Les Aigles performent également en situations spéciales. Et d’abord avec le power play le plus efficace des play-off (29,03%, contre 16,22% pour le EVZ), auteur de 9 buts en 8 matches.

90,62%

De l’autre côté, leur box play est le plus solide des séries (90,62%, contre 88,57% pour Zoug), avec trois buts encaissés seulement dans la spécialité, alors qu’ils concèdent en moyenne 4,5 pénalités mineures par rencontre.

55,58%

Autre exercice déterminant: celui des engagements, où la bande de Pat Emond domine aussi (55,58% de face-offs gagnés par match, contre 54,07% pour le EVZ), emmenée par Tanner Richard (66,67%) et Eric Fehr (56,31%).

Tanner Richard, en verve.

Tanner Richard, en verve.

Bastien Gallay/freshfocus

Au bout du compte, GE Servette apparaît comme l’équipe la plus efficace de ces play-off, offensivement comme défensivement et toutes situations comprises. Mais face à un adversaire de la trempe de Zoug - de surcroît dans une finale -, les compteurs seront remis à zéro. Ne serait-ce que parce que le EVZ va débarquer sur la glace avec un quintuple champion de Suisse dans les cages (Genoni) et une armada impressionnante, incarnée par Jan Kovar (12 points en 10 rencontres), Grégory Hofmann (9 points), Nick Shore (8 points), Justin Abdelkader (6 buts), Dario Simion (6 buts), Lino Martschini (5 buts) ou encore Carl Klingberg (5 buts).
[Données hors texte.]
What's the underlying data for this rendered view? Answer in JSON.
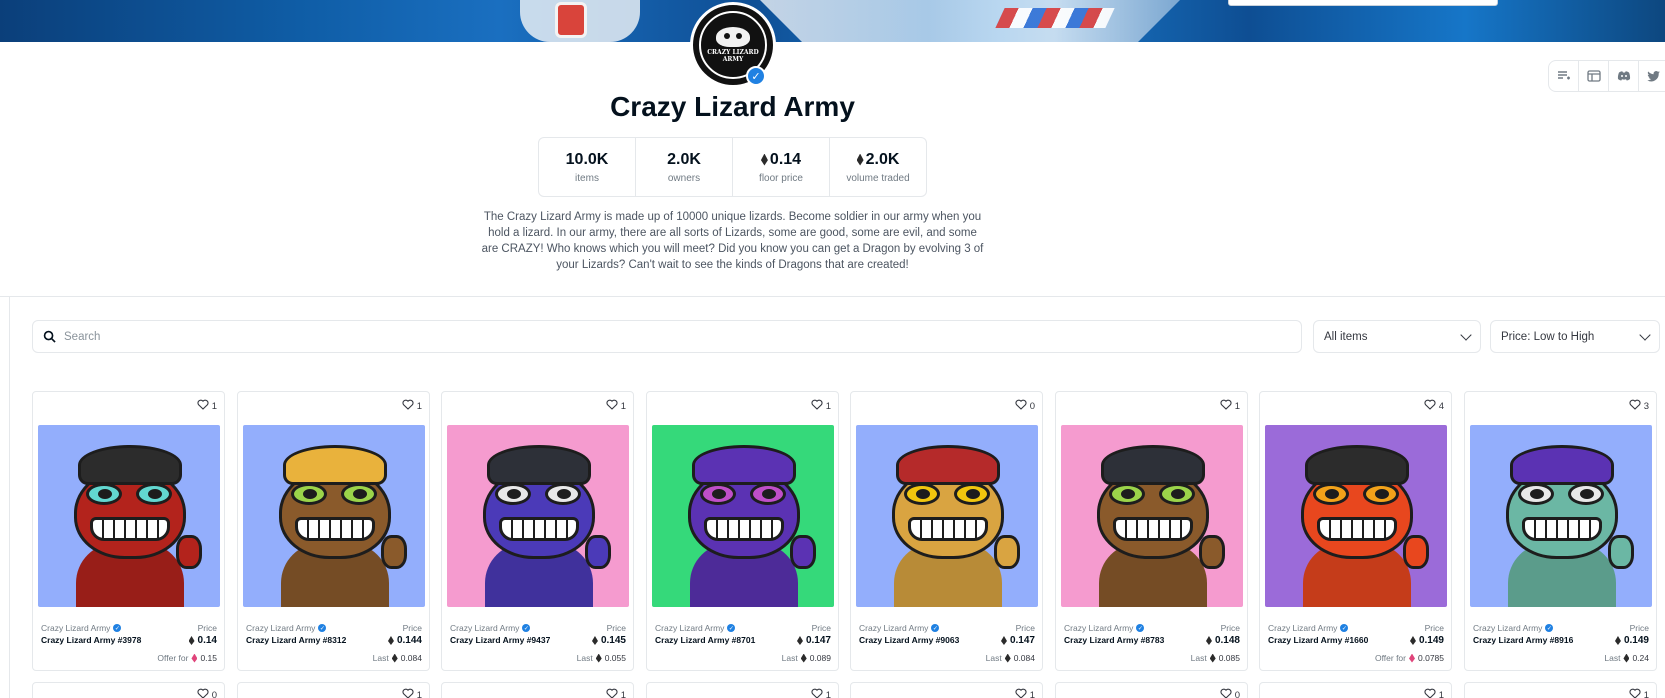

Et puis, il faut également dire que certaines statistiques des Aigles dans ces séries respirent quelque peu le surrégime.

108,45

Au rayon statistiques avancées, il y a le PDO (108,45, contre 102,01 pour Zoug), qui réunit les pourcentages d’efficacité des tirs (11,97%) et les pourcentages d’arrêts des gardiens (96,48%) et qui commence à traduire une performance «anormalement» haute au-dessus de 102.

42,99%

Mais il y a aussi le Corsi, qui permet de quantifier les volumes de jeu en comptabilisant tous les tirs tentés ou concédés et qui pour le GSHC (CF% de 42,99%, contre 54,65% pour le EVZ) renvoie l’image d’une équipe qui a tendance à subir davantage le jeu que son adversaire dans ces play-off.

Lorsque l’on est magnifiquement organisé (25,50 tirs bloqués par match en moyenne!) et porté par un gardien qui a la baraka, ça tient. Sera-ce toujours le cas en finale face à Zoug?